Duruşmaya tutuksuz sanıklar dönemin Çerkezköy Yol Bakım ve Onarım Şefi Özkan Polat, Köprüler Şefi Çetin Yıldırım, dönemin Demir Yolu Bakım Müdürü Turgut Kurt, hat bakım onarım memuru Celaleddin Çabuk, TCDD Üst Yapıdan Sorumlu 1. Bölge Bakım Servis Müdür Yardımcısı Levent Kaytan, dönemin Altyapıdan Sorumlu 1. Bölge Bakım Servis Müdür Yardımcısı Nizamettin Aras, yol kontrolörü Burhan Ortancıl, dönemin Bakım Servis Müdürü Mümin Karasu, dönemin Bakım Servis Alanlarından Sorumlu Müdür Yardımcısı Levent Meriçli, dönemin TCDD 1. Bölge Müdürü Nihat Aslan, mühendisler Tevfik Baran Önder, Deniz Parlak ve Kubilay Başkaya, kazada ölenlerin yakınları ve yaralananlar ile tarafların avukatları katıldı.
Duruşma, mahkemeye sunulan belgelerin okunmasıyla başladı. Daha sonra karar öncesi sanıklara son sözleri soruldu.
Sanıklardan Karasu ek iddianame ve mütalaa da görevini yapanın cezalandırılmak istendiğini ileri sürerek "Halkalı'dan Kapıkule'ye kadar olan hatla ilgili uyarıları ve denetimi yazışmalar ile bildirmiştim. Görevimi yerine getirdim. Beraatımı talep ediyorum." dedi. Diğer sanıklar da suçsuz olduklarını ileri sürerek beraatlarını talep etti.
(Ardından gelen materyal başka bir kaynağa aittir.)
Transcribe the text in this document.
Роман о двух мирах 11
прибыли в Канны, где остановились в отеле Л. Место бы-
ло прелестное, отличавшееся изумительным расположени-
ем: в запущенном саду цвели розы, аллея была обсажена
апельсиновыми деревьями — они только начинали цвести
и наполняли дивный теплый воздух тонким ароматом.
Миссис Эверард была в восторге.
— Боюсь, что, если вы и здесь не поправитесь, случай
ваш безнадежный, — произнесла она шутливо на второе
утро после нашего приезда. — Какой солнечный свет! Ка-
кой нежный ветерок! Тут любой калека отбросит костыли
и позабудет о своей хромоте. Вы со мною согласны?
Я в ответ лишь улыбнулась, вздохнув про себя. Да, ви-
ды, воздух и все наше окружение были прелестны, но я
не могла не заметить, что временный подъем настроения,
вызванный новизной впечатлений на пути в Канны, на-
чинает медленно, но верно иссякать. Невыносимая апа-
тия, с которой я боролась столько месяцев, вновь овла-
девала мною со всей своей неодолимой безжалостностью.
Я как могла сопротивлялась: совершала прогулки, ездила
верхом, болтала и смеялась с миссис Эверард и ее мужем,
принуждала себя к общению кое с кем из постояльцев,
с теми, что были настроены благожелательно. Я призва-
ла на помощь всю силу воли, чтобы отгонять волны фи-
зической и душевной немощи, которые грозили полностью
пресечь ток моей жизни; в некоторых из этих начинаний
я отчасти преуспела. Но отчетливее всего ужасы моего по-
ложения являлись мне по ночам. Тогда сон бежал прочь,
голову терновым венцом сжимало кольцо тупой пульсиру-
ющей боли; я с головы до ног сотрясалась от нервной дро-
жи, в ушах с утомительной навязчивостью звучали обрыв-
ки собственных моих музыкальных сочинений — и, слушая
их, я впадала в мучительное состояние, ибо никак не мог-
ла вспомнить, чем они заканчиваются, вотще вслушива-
Mahkeme heyeti verdiği kısa aranın ardından açıkladığı kararda "Taksirle birden fazla kişinin ölümüne ve yaralanmasına neden olma" suçundan Karasu'ya 17 yıl 6 ay, Kurt'a 16 yıl 3 ay, Aslan'a 15 yıl, Polat'a 13 yıl 9 ay, Önder'e 10 yıl, Meriçli, Parlak ve Başkaya'ya 9 yıl 2'şer ay, Aras'a ise 8 yıl 4 ay hapis verdi.
Heyet, sanıklardan Kaytan, Ortancıl, Yıldırım ve Çubuk'un ise beraat etmesine hükmetti. Mahkeme ayrıca sanıklardan Aslan, Karasu, Kurt ve Polat'ın hükümle birlikte tutuklanmasına karar verdi.
Duruşma sonrasında açıklama
Davanın avukatları duruşma sonrasında açıklama yaptı. Açıklama şöyle:
"Üst düzey yöneticiler yargılanmadığı sürece Çorlu tren katliamı davası kapanmayacaktır. Bugün içimize su serpen bu kararda emeği olan herkese sonsuz teşekkürler. Birlikten mücadele doğdu hepimize kutlu olsun."
Ahmet Şık: Aileleri gerçekten tebrik ediyorum, çok önemli mücadele verdiler
Türkiye İşçi Partisi (TİP) İstanbul Milletvekili Ahmet Şık, mahkeme heyetini kutlayarak şunları dile getirdi:
“Bu korkunç zulümleri yaşatan, 22 yıla dayanan bir iktidar döneminde böyle bir karar vermek, bir nebze olsa cesaret gerektiriyor ama dahası, haysiyet gerektiriyordu. Kararın siyasi olduğunun farkındayız ama eksik olduğunun çok daha farkındayız. İsimleriyle söylendi. Bu davanın burada bitmeyeceğinin kanıtı aslında bu karar. Bakın burada, katliamlarda, taamüden cinayetlerde payı, sorumluluğu olanlara ceza verildi diye memnuniyet duyuyorsak Türkiye siyasetinin yargısının ne hâle geldiğinin bir kanıtıdır bu. Bu dava, bu kararla aslında esas sorunlarının uzanmalarının da gerçekten kapısını açtı. TCDD Genel Müdürleri, Ulaştırma Bakanları ve şahsım devleti diye memleketi anan ve kendisinin çok sevdiği sözcükle söylersek o kişi de hiç layüsel değil. Mutlaka ondan da hesap soracağımız bir gün gelecek. Aileleri gerçekten tebrik ediyorum, çok önemli mücadele verdiler. Derdine sahip çıkarsan bir sonuç alınacağının en azından kapısı açıldı. Hepsinin önünde saygıyla eğiliyorum.”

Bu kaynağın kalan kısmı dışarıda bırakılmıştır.